I thought it was pretty cool. I hadn’t seen it before and after reading it about three times, I realized it was flying a kite. What is funny to me is that before I knew with certainty what the puzzle was about, I was attempting to justify john65pennington guess in my mind. With his guess of delivering newspapers in my mind, I read through the paragraph and thought, yeah, maybe that is right. It is interesting how one word can make such a tremendous impact on how we see the bigger picture.

wundayatta's avatar

@mattbrowne It seemed to me that my mind was running around like crazy and getting nowhere. Afterwards it felt stupid.

mattbrowne's avatar

@Simone_De_Beauvoir – Sorry about your disappointment. And I’m sure you won’t blame prenatal hormones ;-)

@wundayatta – No, no. You should feel elated. Well, I did. I said to myself: wow. How the perspective can shift so dramatically. The issue is about parts of our brains which are “silently” observing what other parts of the brain are doing. Struggling to find connections. Associations. Reading the paragraph the first time triggers a neuronal firework. See comments by Robert Burton (the book was recommended to me on Fluther but I can’t remember who it was).

mattbrowne's avatar

Robert Burton: “In an instant, without due conscious deliberation, the paragraph has been irreversibly infused with a feeling of knowing. Try to imagine other interpretations for the paragraph. Suppose I tell you that this is a collaborative poem written by a third-grade class, or a collage of strung-together fortune cookie quotes. Your mind balks. The presence of this feeling of knowing makes contemplating alternatives physically difficult.

Each of us probably read the paragraph somewhat differently, but certain features seem universal. After seeing the word kite, we quickly go back and reread the paragraph, testing the sentences against this new piece of information. At some point, we are convinced. But when and how?

The kite paragraph raises several questions central to our understanding of how we “know” something. Though each will be discussed at greater length in subsequent chapters, here’s a sneak preview. Did you consciously “decide” that kite was the correct explanation for the paragraph, or did this decision occur involuntarily, outside of conscious awareness?

What brain mechanism(s) created the shift from not knowing to knowing?

When did this shift take place?

Did you know that the explanation was correct before, during, or after you reread the paragraph?

After reading the paragraph, are you able to consciously separate out the feeling of knowing that kite is the correct answer from a reasoned understanding that the answer is correct?

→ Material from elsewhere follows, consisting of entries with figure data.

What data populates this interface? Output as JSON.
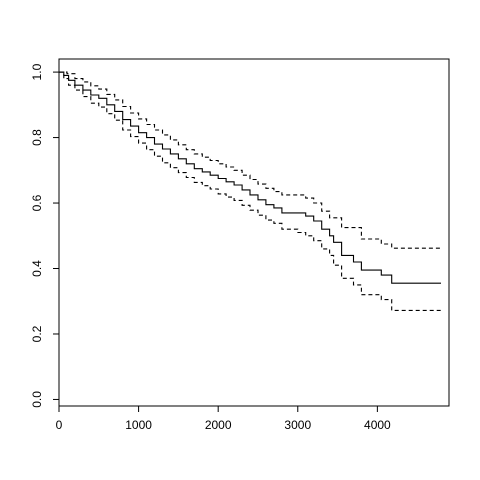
{
  "chart_data": {
    "type": "line",
    "title": "",
    "xlabel": "",
    "ylabel": "",
    "xlim": [
      0,
      4900
    ],
    "ylim": [
      -0.02,
      1.04
    ],
    "xticks": [
      0,
      1000,
      2000,
      3000,
      4000
    ],
    "xtick_labels": [
      "0",
      "1000",
      "2000",
      "3000",
      "4000"
    ],
    "yticks": [
      0.0,
      0.2,
      0.4,
      0.6,
      0.8,
      1.0
    ],
    "ytick_labels": [
      "0.0",
      "0.2",
      "0.4",
      "0.6",
      "0.8",
      "1.0"
    ],
    "grid": false,
    "legend": "none",
    "series": [
      {
        "style": "solid",
        "color": "#000000",
        "points": [
          [
            0,
            1.0
          ],
          [
            60,
            0.99
          ],
          [
            120,
            0.975
          ],
          [
            200,
            0.96
          ],
          [
            300,
            0.945
          ],
          [
            400,
            0.93
          ],
          [
            500,
            0.92
          ],
          [
            600,
            0.9
          ],
          [
            700,
            0.88
          ],
          [
            800,
            0.855
          ],
          [
            900,
            0.835
          ],
          [
            1000,
            0.815
          ],
          [
            1100,
            0.8
          ],
          [
            1200,
            0.78
          ],
          [
            1300,
            0.765
          ],
          [
            1400,
            0.75
          ],
          [
            1500,
            0.735
          ],
          [
            1600,
            0.72
          ],
          [
            1700,
            0.705
          ],
          [
            1800,
            0.695
          ],
          [
            1900,
            0.685
          ],
          [
            2000,
            0.675
          ],
          [
            2100,
            0.665
          ],
          [
            2200,
            0.655
          ],
          [
            2300,
            0.64
          ],
          [
            2400,
            0.625
          ],
          [
            2500,
            0.61
          ],
          [
            2600,
            0.595
          ],
          [
            2700,
            0.585
          ],
          [
            2800,
            0.57
          ],
          [
            3000,
            0.57
          ],
          [
            3100,
            0.56
          ],
          [
            3200,
            0.545
          ],
          [
            3300,
            0.52
          ],
          [
            3400,
            0.5
          ],
          [
            3450,
            0.48
          ],
          [
            3550,
            0.44
          ],
          [
            3700,
            0.42
          ],
          [
            3800,
            0.395
          ],
          [
            4050,
            0.38
          ],
          [
            4180,
            0.355
          ],
          [
            4800,
            0.355
          ]
        ]
      },
      {
        "style": "dashed",
        "color": "#000000",
        "points": [
          [
            0,
            1.0
          ],
          [
            100,
            0.995
          ],
          [
            200,
            0.98
          ],
          [
            300,
            0.97
          ],
          [
            400,
            0.958
          ],
          [
            500,
            0.948
          ],
          [
            600,
            0.932
          ],
          [
            700,
            0.915
          ],
          [
            800,
            0.895
          ],
          [
            900,
            0.875
          ],
          [
            1000,
            0.857
          ],
          [
            1100,
            0.84
          ],
          [
            1200,
            0.823
          ],
          [
            1300,
            0.808
          ],
          [
            1400,
            0.793
          ],
          [
            1500,
            0.778
          ],
          [
            1600,
            0.763
          ],
          [
            1700,
            0.75
          ],
          [
            1800,
            0.74
          ],
          [
            1900,
            0.73
          ],
          [
            2000,
            0.72
          ],
          [
            2100,
            0.71
          ],
          [
            2200,
            0.7
          ],
          [
            2300,
            0.685
          ],
          [
            2400,
            0.672
          ],
          [
            2500,
            0.658
          ],
          [
            2600,
            0.645
          ],
          [
            2700,
            0.635
          ],
          [
            2800,
            0.625
          ],
          [
            3000,
            0.625
          ],
          [
            3100,
            0.615
          ],
          [
            3200,
            0.6
          ],
          [
            3300,
            0.575
          ],
          [
            3400,
            0.555
          ],
          [
            3550,
            0.525
          ],
          [
            3800,
            0.49
          ],
          [
            4050,
            0.475
          ],
          [
            4180,
            0.462
          ],
          [
            4800,
            0.462
          ]
        ]
      },
      {
        "style": "dashed",
        "color": "#000000",
        "points": [
          [
            0,
            1.0
          ],
          [
            60,
            0.98
          ],
          [
            120,
            0.96
          ],
          [
            200,
            0.945
          ],
          [
            300,
            0.925
          ],
          [
            400,
            0.905
          ],
          [
            500,
            0.893
          ],
          [
            600,
            0.873
          ],
          [
            700,
            0.853
          ],
          [
            800,
            0.823
          ],
          [
            900,
            0.803
          ],
          [
            1000,
            0.783
          ],
          [
            1100,
            0.763
          ],
          [
            1200,
            0.743
          ],
          [
            1300,
            0.723
          ],
          [
            1400,
            0.708
          ],
          [
            1500,
            0.693
          ],
          [
            1600,
            0.678
          ],
          [
            1700,
            0.663
          ],
          [
            1800,
            0.653
          ],
          [
            1900,
            0.643
          ],
          [
            2000,
            0.628
          ],
          [
            2100,
            0.618
          ],
          [
            2200,
            0.608
          ],
          [
            2300,
            0.593
          ],
          [
            2400,
            0.578
          ],
          [
            2500,
            0.563
          ],
          [
            2600,
            0.548
          ],
          [
            2700,
            0.538
          ],
          [
            2800,
            0.52
          ],
          [
            3000,
            0.51
          ],
          [
            3100,
            0.5
          ],
          [
            3200,
            0.485
          ],
          [
            3300,
            0.46
          ],
          [
            3400,
            0.44
          ],
          [
            3450,
            0.41
          ],
          [
            3550,
            0.37
          ],
          [
            3700,
            0.35
          ],
          [
            3800,
            0.32
          ],
          [
            4050,
            0.305
          ],
          [
            4180,
            0.272
          ],
          [
            4800,
            0.272
          ]
        ]
      }
    ]
  }
}
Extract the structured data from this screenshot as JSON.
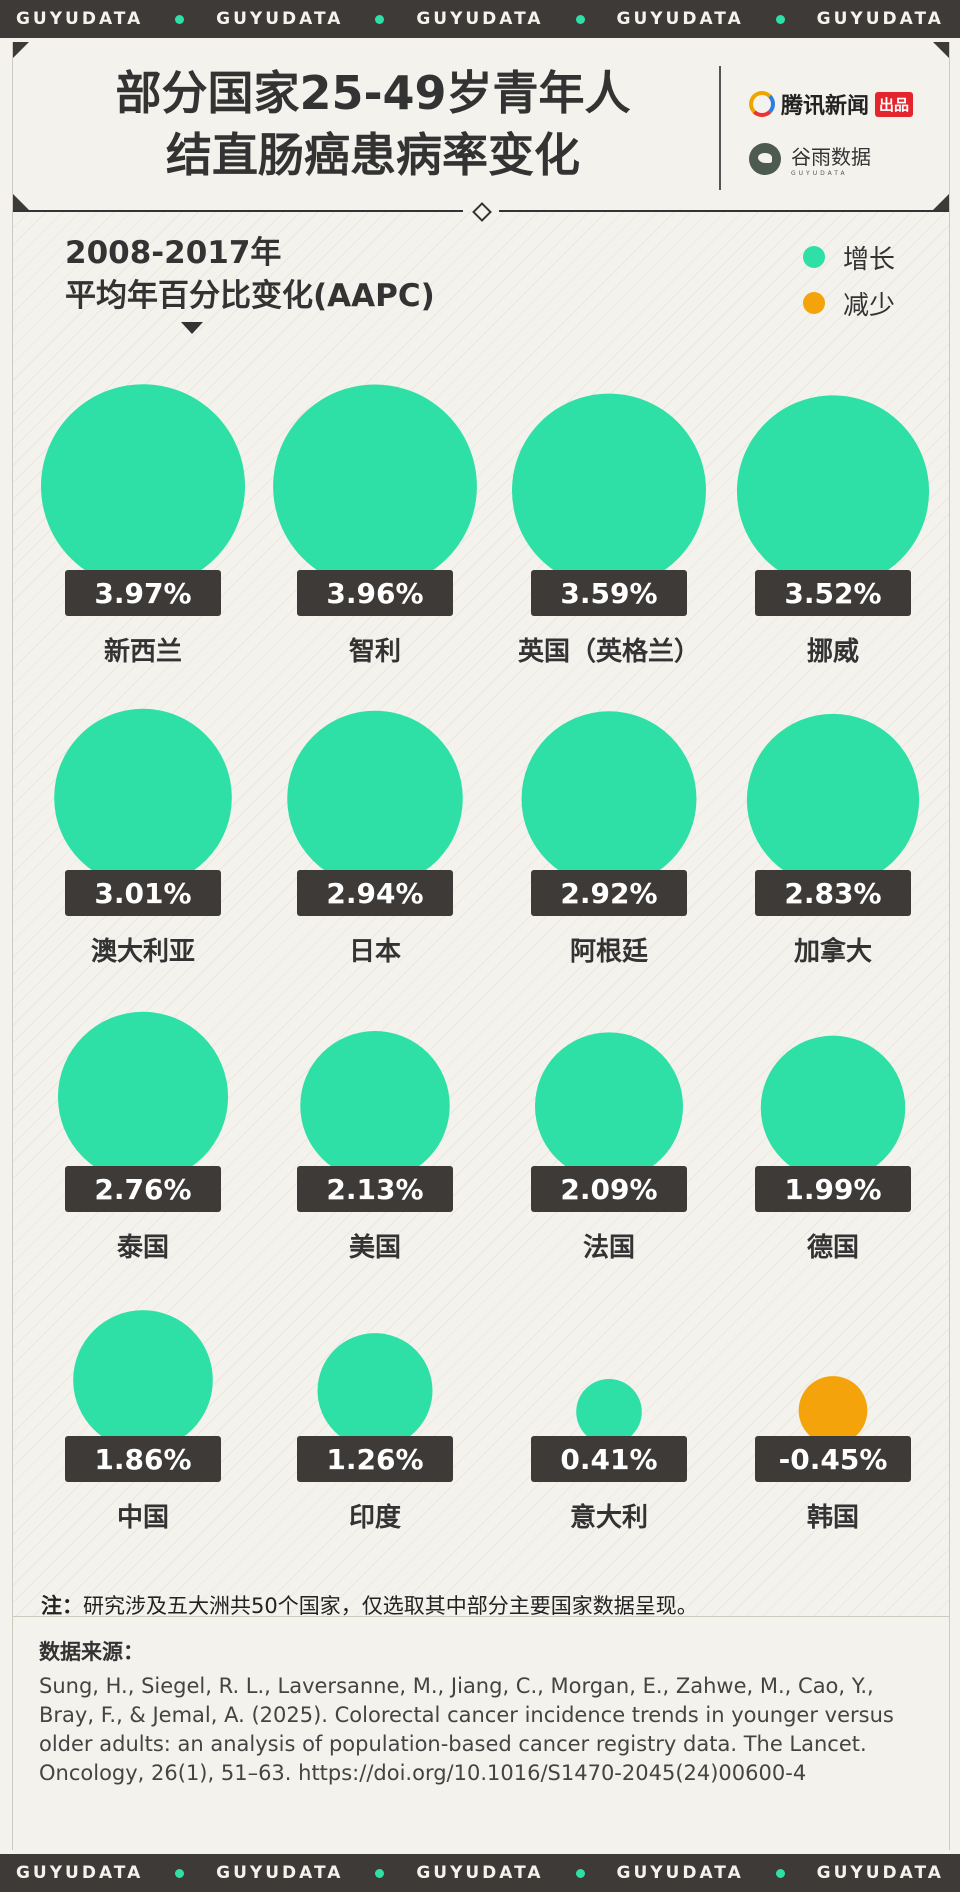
{
  "band_word": "GUYUDATA",
  "header": {
    "title_line1": "部分国家25-49岁青年人",
    "title_line2": "结直肠癌患病率变化",
    "brand1_name": "腾讯新闻",
    "brand1_tag": "出品",
    "brand2_name": "谷雨数据",
    "brand2_sub": "GUYUDATA"
  },
  "aapc_label_line1": "2008-2017年",
  "aapc_label_line2": "平均年百分比变化(AAPC)",
  "legend": [
    {
      "label": "增长",
      "color": "#2ee0a5"
    },
    {
      "label": "减少",
      "color": "#f5a30a"
    }
  ],
  "colors": {
    "increase": "#2ee0a5",
    "decrease": "#f5a30a",
    "label_bg": "#3d3a38"
  },
  "chart_data": {
    "type": "bubble",
    "series": [
      {
        "country": "新西兰",
        "value": 3.97,
        "label": "3.97%"
      },
      {
        "country": "智利",
        "value": 3.96,
        "label": "3.96%"
      },
      {
        "country": "英国（英格兰）",
        "value": 3.59,
        "label": "3.59%"
      },
      {
        "country": "挪威",
        "value": 3.52,
        "label": "3.52%"
      },
      {
        "country": "澳大利亚",
        "value": 3.01,
        "label": "3.01%"
      },
      {
        "country": "日本",
        "value": 2.94,
        "label": "2.94%"
      },
      {
        "country": "阿根廷",
        "value": 2.92,
        "label": "2.92%"
      },
      {
        "country": "加拿大",
        "value": 2.83,
        "label": "2.83%"
      },
      {
        "country": "泰国",
        "value": 2.76,
        "label": "2.76%"
      },
      {
        "country": "美国",
        "value": 2.13,
        "label": "2.13%"
      },
      {
        "country": "法国",
        "value": 2.09,
        "label": "2.09%"
      },
      {
        "country": "德国",
        "value": 1.99,
        "label": "1.99%"
      },
      {
        "country": "中国",
        "value": 1.86,
        "label": "1.86%"
      },
      {
        "country": "印度",
        "value": 1.26,
        "label": "1.26%"
      },
      {
        "country": "意大利",
        "value": 0.41,
        "label": "0.41%"
      },
      {
        "country": "韩国",
        "value": -0.45,
        "label": "-0.45%"
      }
    ]
  },
  "note_prefix": "注：",
  "note_text": "研究涉及五大洲共50个国家，仅选取其中部分主要国家数据呈现。",
  "source_title": "数据来源：",
  "source_text": "Sung, H., Siegel, R. L., Laversanne, M., Jiang, C., Morgan, E., Zahwe, M., Cao, Y., Bray, F., & Jemal, A. (2025). Colorectal cancer incidence trends in younger versus older adults: an analysis of population-based cancer registry data. The Lancet. Oncology, 26(1), 51–63. https://doi.org/10.1016/S1470-2045(24)00600-4"
}
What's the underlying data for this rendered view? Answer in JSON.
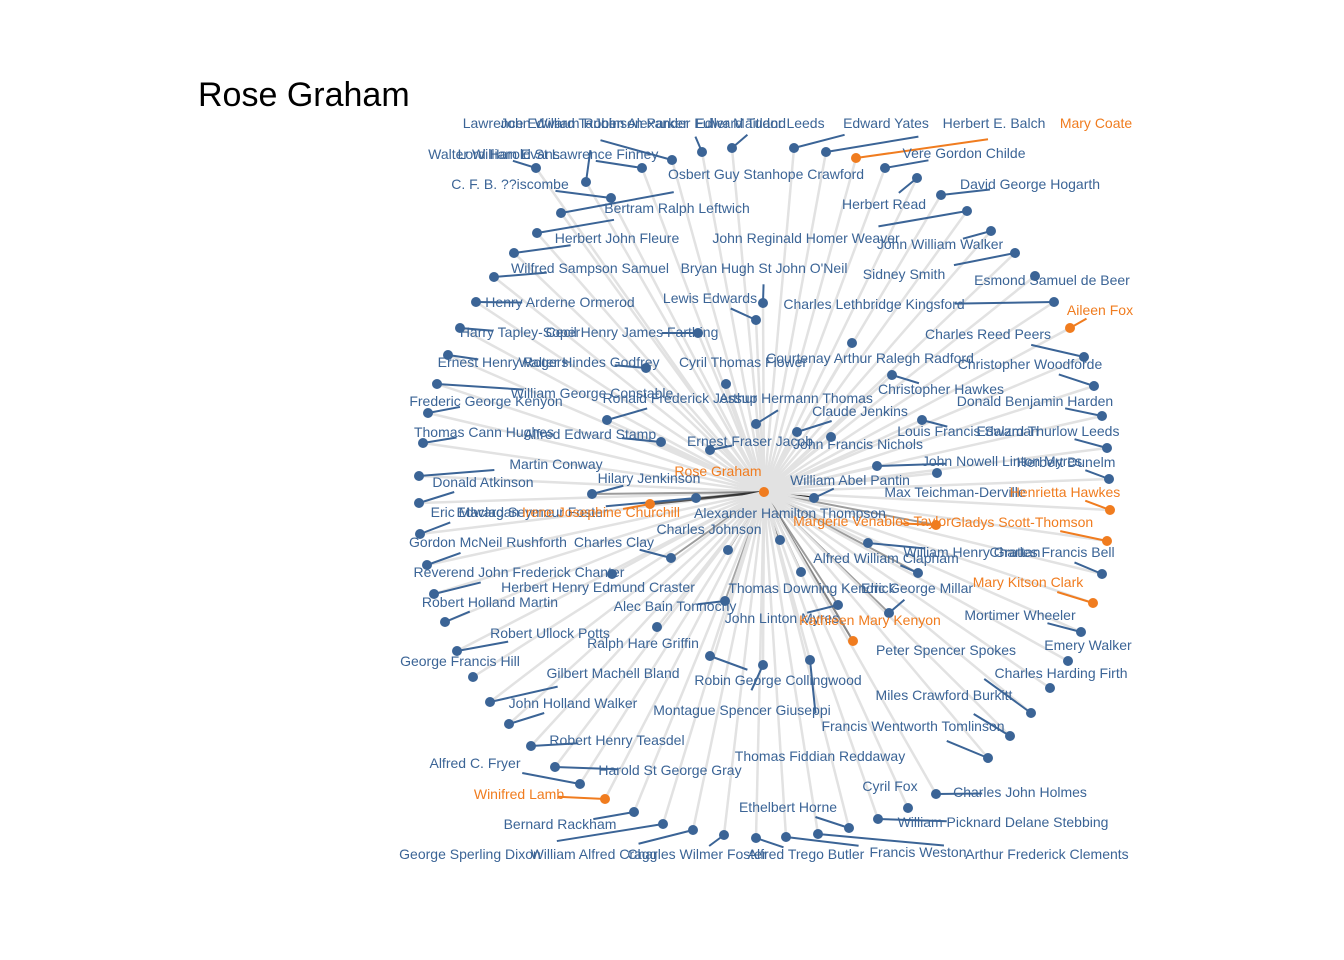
{
  "title": "Rose Graham",
  "colors": {
    "female": "#f07c1f",
    "male": "#3b6496",
    "edge_faint": "#e2e2e2",
    "edge_strong": "#000000",
    "label_line_male": "#3b6496",
    "label_line_female": "#f07c1f"
  },
  "network": {
    "center": "Rose Graham",
    "nodes": [
      {
        "name": "Rose Graham",
        "gender": "female"
      },
      {
        "name": "Lawrence Edward Tanner",
        "gender": "male"
      },
      {
        "name": "John William Robinson Parker",
        "gender": "male"
      },
      {
        "name": "John Alexander Fuller Maitland",
        "gender": "male"
      },
      {
        "name": "Edward Tudor Leeds",
        "gender": "male"
      },
      {
        "name": "Edward Yates",
        "gender": "male"
      },
      {
        "name": "Herbert E. Balch",
        "gender": "male"
      },
      {
        "name": "Mary Coate",
        "gender": "female"
      },
      {
        "name": "Walter William Evans",
        "gender": "male"
      },
      {
        "name": "Lord Harold St Lawrence Finney",
        "gender": "male"
      },
      {
        "name": "Vere Gordon Childe",
        "gender": "male"
      },
      {
        "name": "C. F. B. ??iscombe",
        "gender": "male"
      },
      {
        "name": "Osbert Guy Stanhope Crawford",
        "gender": "male"
      },
      {
        "name": "David George Hogarth",
        "gender": "male"
      },
      {
        "name": "Herbert Read",
        "gender": "male"
      },
      {
        "name": "Bertram Ralph Leftwich",
        "gender": "male"
      },
      {
        "name": "Herbert John Fleure",
        "gender": "male"
      },
      {
        "name": "John Reginald Homer Weaver",
        "gender": "male"
      },
      {
        "name": "John William Walker",
        "gender": "male"
      },
      {
        "name": "Wilfred Sampson Samuel",
        "gender": "male"
      },
      {
        "name": "Bryan Hugh St John O'Neil",
        "gender": "male"
      },
      {
        "name": "Sidney Smith",
        "gender": "male"
      },
      {
        "name": "Esmond Samuel de Beer",
        "gender": "male"
      },
      {
        "name": "Henry Arderne Ormerod",
        "gender": "male"
      },
      {
        "name": "Lewis Edwards",
        "gender": "male"
      },
      {
        "name": "Charles Lethbridge Kingsford",
        "gender": "male"
      },
      {
        "name": "Aileen Fox",
        "gender": "female"
      },
      {
        "name": "Harry Tapley-Soper",
        "gender": "male"
      },
      {
        "name": "Cecil Henry James Farthing",
        "gender": "male"
      },
      {
        "name": "Charles Reed Peers",
        "gender": "male"
      },
      {
        "name": "Ernest Henry Rogers",
        "gender": "male"
      },
      {
        "name": "Walter Hindes Godfrey",
        "gender": "male"
      },
      {
        "name": "Cyril Thomas Flower",
        "gender": "male"
      },
      {
        "name": "Courtenay Arthur Ralegh Radford",
        "gender": "male"
      },
      {
        "name": "Christopher Woodforde",
        "gender": "male"
      },
      {
        "name": "William George Constable",
        "gender": "male"
      },
      {
        "name": "Christopher Hawkes",
        "gender": "male"
      },
      {
        "name": "Frederic George Kenyon",
        "gender": "male"
      },
      {
        "name": "Ronald Frederick Jessup",
        "gender": "male"
      },
      {
        "name": "Arthur Hermann Thomas",
        "gender": "male"
      },
      {
        "name": "Donald Benjamin Harden",
        "gender": "male"
      },
      {
        "name": "Claude Jenkins",
        "gender": "male"
      },
      {
        "name": "Thomas Cann Hughes",
        "gender": "male"
      },
      {
        "name": "Alfred Edward Stamp",
        "gender": "male"
      },
      {
        "name": "Louis Francis Salzman",
        "gender": "male"
      },
      {
        "name": "Edward Thurlow Leeds",
        "gender": "male"
      },
      {
        "name": "Ernest Fraser Jacob",
        "gender": "male"
      },
      {
        "name": "John Francis Nichols",
        "gender": "male"
      },
      {
        "name": "Martin Conway",
        "gender": "male"
      },
      {
        "name": "John Nowell Linton Myres",
        "gender": "male"
      },
      {
        "name": "Herbert Dunelm",
        "gender": "male"
      },
      {
        "name": "Donald Atkinson",
        "gender": "male"
      },
      {
        "name": "Hilary Jenkinson",
        "gender": "male"
      },
      {
        "name": "William Abel Pantin",
        "gender": "male"
      },
      {
        "name": "Max Teichman-Derville",
        "gender": "male"
      },
      {
        "name": "Henrietta Hawkes",
        "gender": "female"
      },
      {
        "name": "Eric Maclagan",
        "gender": "male"
      },
      {
        "name": "Edward Seymour Foster",
        "gender": "male"
      },
      {
        "name": "Irene Josephine Churchill",
        "gender": "female"
      },
      {
        "name": "Alexander Hamilton Thompson",
        "gender": "male"
      },
      {
        "name": "Margerie Venables Taylor",
        "gender": "female"
      },
      {
        "name": "Gladys Scott-Thomson",
        "gender": "female"
      },
      {
        "name": "Charles Johnson",
        "gender": "male"
      },
      {
        "name": "Gordon McNeil Rushforth",
        "gender": "male"
      },
      {
        "name": "Charles Clay",
        "gender": "male"
      },
      {
        "name": "William Henry Grattan",
        "gender": "male"
      },
      {
        "name": "Charles Francis Bell",
        "gender": "male"
      },
      {
        "name": "Alfred William Clapham",
        "gender": "male"
      },
      {
        "name": "Reverend John Frederick Chanter",
        "gender": "male"
      },
      {
        "name": "Mary Kitson Clark",
        "gender": "female"
      },
      {
        "name": "Herbert Henry Edmund Craster",
        "gender": "male"
      },
      {
        "name": "Thomas Downing Kendrick",
        "gender": "male"
      },
      {
        "name": "Eric George Millar",
        "gender": "male"
      },
      {
        "name": "Robert Holland Martin",
        "gender": "male"
      },
      {
        "name": "Alec Bain Tonnochy",
        "gender": "male"
      },
      {
        "name": "Mortimer Wheeler",
        "gender": "male"
      },
      {
        "name": "John Linton Myres",
        "gender": "male"
      },
      {
        "name": "Kathleen Mary Kenyon",
        "gender": "female"
      },
      {
        "name": "Robert Ullock Potts",
        "gender": "male"
      },
      {
        "name": "Ralph Hare Griffin",
        "gender": "male"
      },
      {
        "name": "Emery Walker",
        "gender": "male"
      },
      {
        "name": "Peter Spencer Spokes",
        "gender": "male"
      },
      {
        "name": "George Francis Hill",
        "gender": "male"
      },
      {
        "name": "Charles Harding Firth",
        "gender": "male"
      },
      {
        "name": "Gilbert Machell Bland",
        "gender": "male"
      },
      {
        "name": "Robin George Collingwood",
        "gender": "male"
      },
      {
        "name": "Miles Crawford Burkitt",
        "gender": "male"
      },
      {
        "name": "John Holland Walker",
        "gender": "male"
      },
      {
        "name": "Montague Spencer Giuseppi",
        "gender": "male"
      },
      {
        "name": "Francis Wentworth Tomlinson",
        "gender": "male"
      },
      {
        "name": "Robert Henry Teasdel",
        "gender": "male"
      },
      {
        "name": "Thomas Fiddian Reddaway",
        "gender": "male"
      },
      {
        "name": "Alfred C. Fryer",
        "gender": "male"
      },
      {
        "name": "Harold St George Gray",
        "gender": "male"
      },
      {
        "name": "Cyril Fox",
        "gender": "male"
      },
      {
        "name": "Charles John Holmes",
        "gender": "male"
      },
      {
        "name": "Winifred Lamb",
        "gender": "female"
      },
      {
        "name": "Ethelbert Horne",
        "gender": "male"
      },
      {
        "name": "Bernard Rackham",
        "gender": "male"
      },
      {
        "name": "William Picknard Delane Stebbing",
        "gender": "male"
      },
      {
        "name": "George Sperling Dixon",
        "gender": "male"
      },
      {
        "name": "William Alfred Cragg",
        "gender": "male"
      },
      {
        "name": "Charles Wilmer Foster",
        "gender": "male"
      },
      {
        "name": "Alfred Trego Butler",
        "gender": "male"
      },
      {
        "name": "Francis Weston",
        "gender": "male"
      },
      {
        "name": "Arthur Frederick Clements",
        "gender": "male"
      }
    ]
  }
}
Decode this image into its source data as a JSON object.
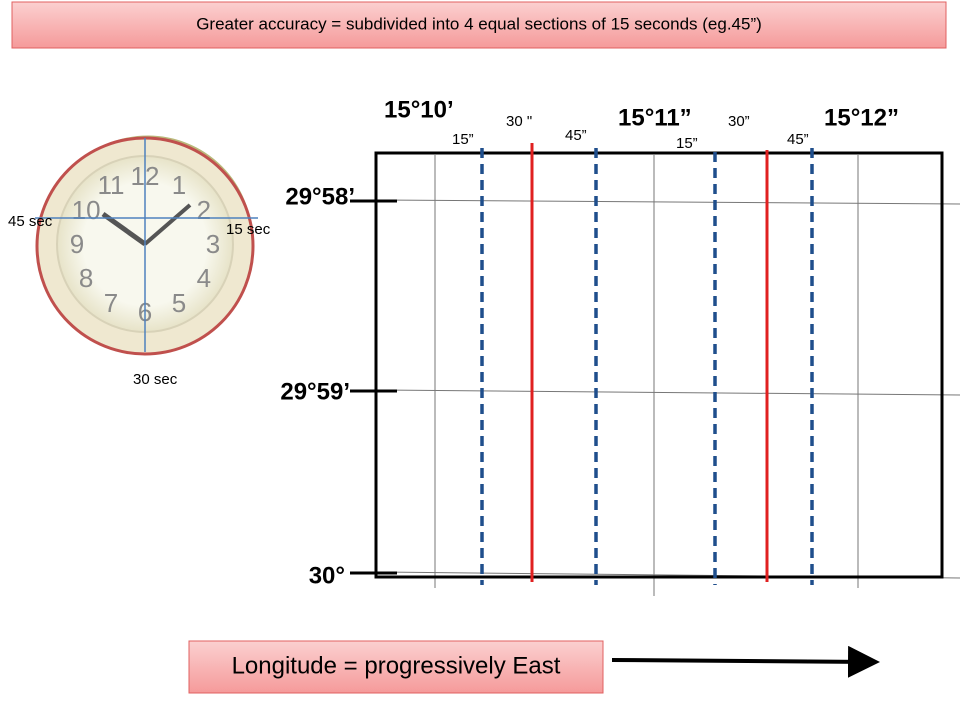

Are you sure that kite is the correct answer? If so, how do you know?” (from the book “On being Certain”)

There are numerous people on the web discussing Burton’s questions and answers related to this paragraph. This Google search will give you over 600 results."A+seashore+is+a+better+place+than+the+street"&btnG=Search&aq=f&aqi=m1&aql=&oq=&gs_rfai=

YARNLADY's avatar

@mattbrowne Thanks for the answer. My reaction to seeing kite and re-reading the words was “Well, I guess it fits, but still doesn’t make any sense”.